Venezuela faces logistical,

security nightmare

getting back 17,000 gold bars


While Venezuela President Hugo Chavez may have little to gain from seizing the half he did not already own of the only private gold miner left in the country, bringing home the 211 tonnes of gold reserves, worth $12.3 billion, held overseas, is a different story altogether.

CTV news reports bullion traders are preparing for one of the largest transfers of physical gold in recent history – about 17,000 standard 400-ounce bars – from Europe back to the South American state. While billions of dollars worth of gold is traded every day, only a tiny proportion of it moves from vaults in London, New York and Zurich.

CTV News quotes a precious metals strategist at investment bank UBS: “There is a growing preference among many different communities in the gold market to have their physical gold at home.”

Reuters Breaking Views blog asks whether Chavez is ahead of the investment curve and says following the Chavez playbook is rarely a good idea, but in this case investors might be wise to take an asset transfer cue from him.

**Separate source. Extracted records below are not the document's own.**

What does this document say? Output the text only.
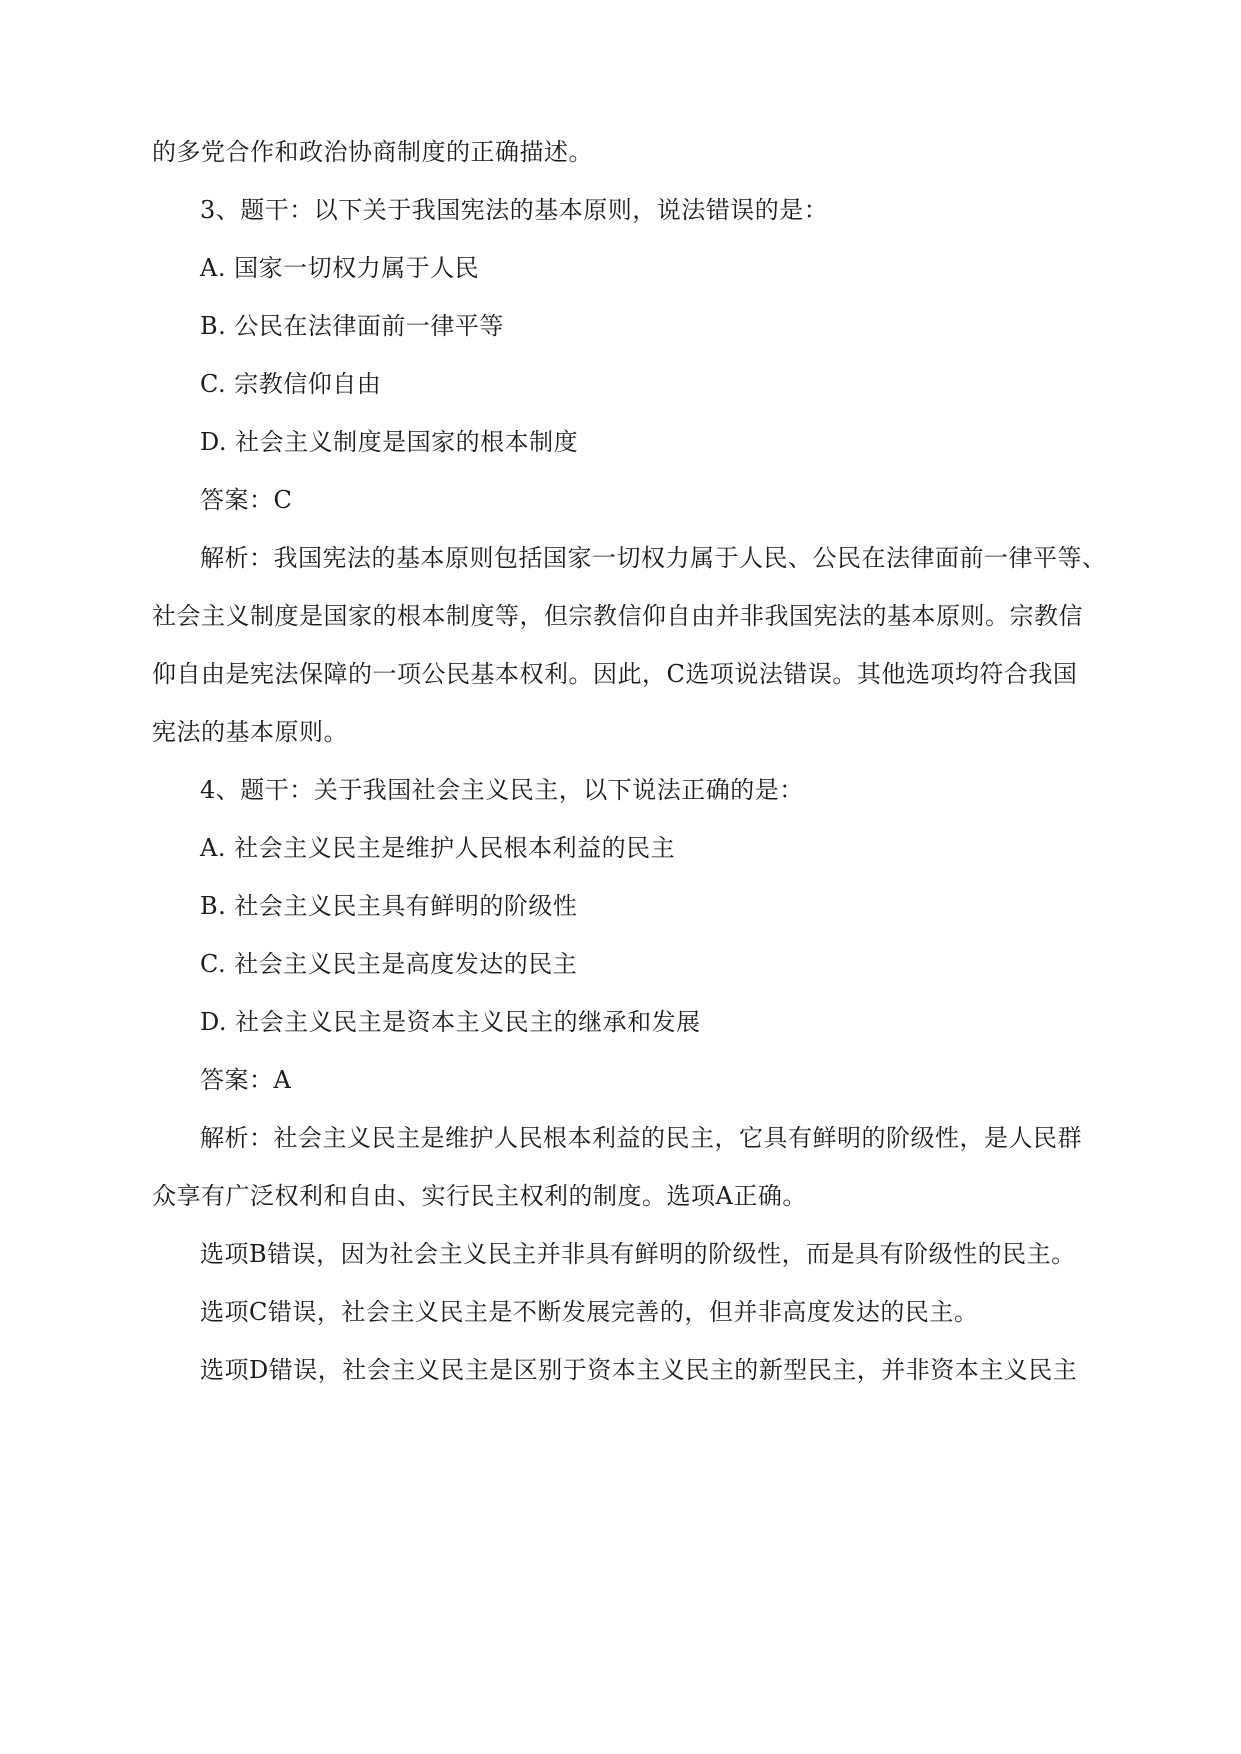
的多党合作和政治协商制度的正确描述。
3、题干：以下关于我国宪法的基本原则，说法错误的是：
A. 国家一切权力属于人民
B. 公民在法律面前一律平等
C. 宗教信仰自由
D. 社会主义制度是国家的根本制度
答案：C
解析：我国宪法的基本原则包括国家一切权力属于人民、公民在法律面前一律平等、
社会主义制度是国家的根本制度等，但宗教信仰自由并非我国宪法的基本原则。宗教信
仰自由是宪法保障的一项公民基本权利。因此，C选项说法错误。其他选项均符合我国
宪法的基本原则。
4、题干：关于我国社会主义民主，以下说法正确的是：
A. 社会主义民主是维护人民根本利益的民主
B. 社会主义民主具有鲜明的阶级性
C. 社会主义民主是高度发达的民主
D. 社会主义民主是资本主义民主的继承和发展
答案：A
解析：社会主义民主是维护人民根本利益的民主，它具有鲜明的阶级性，是人民群
众享有广泛权利和自由、实行民主权利的制度。选项A正确。
选项B错误，因为社会主义民主并非具有鲜明的阶级性，而是具有阶级性的民主。
选项C错误，社会主义民主是不断发展完善的，但并非高度发达的民主。
选项D错误，社会主义民主是区别于资本主义民主的新型民主，并非资本主义民主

El Universal quotes Rafael Ramírez, Venezuela’s Minister of Energy and Petroleum: “Anyone who knows the southern part of the country, (particularly) the mining area of Guayana, realizes that gold has been in the hands of multinational companies that operate in different ways to perform covert and illegal activities.”

The paper also quotes Russian-Canadian miner Rusoro Mining Ltd., the only private gold miner left in the country, as saying it continues to produce gold from two projects and was developing two other projects in Venezuela. It also said that it has received no indications from the government about a change in the operations of the company.

According to Bloomberg News, Venezuela produces 11 metric tonnes of gold each year, compared to global production of more than 2,400 tonnes and China’s production of more than 300 tonnes.

The Washington Post reports about $6.5 billion in non-gold international reserves such as bank deposits and bonds will also be “spread out” to diversify Venezuela’s assets.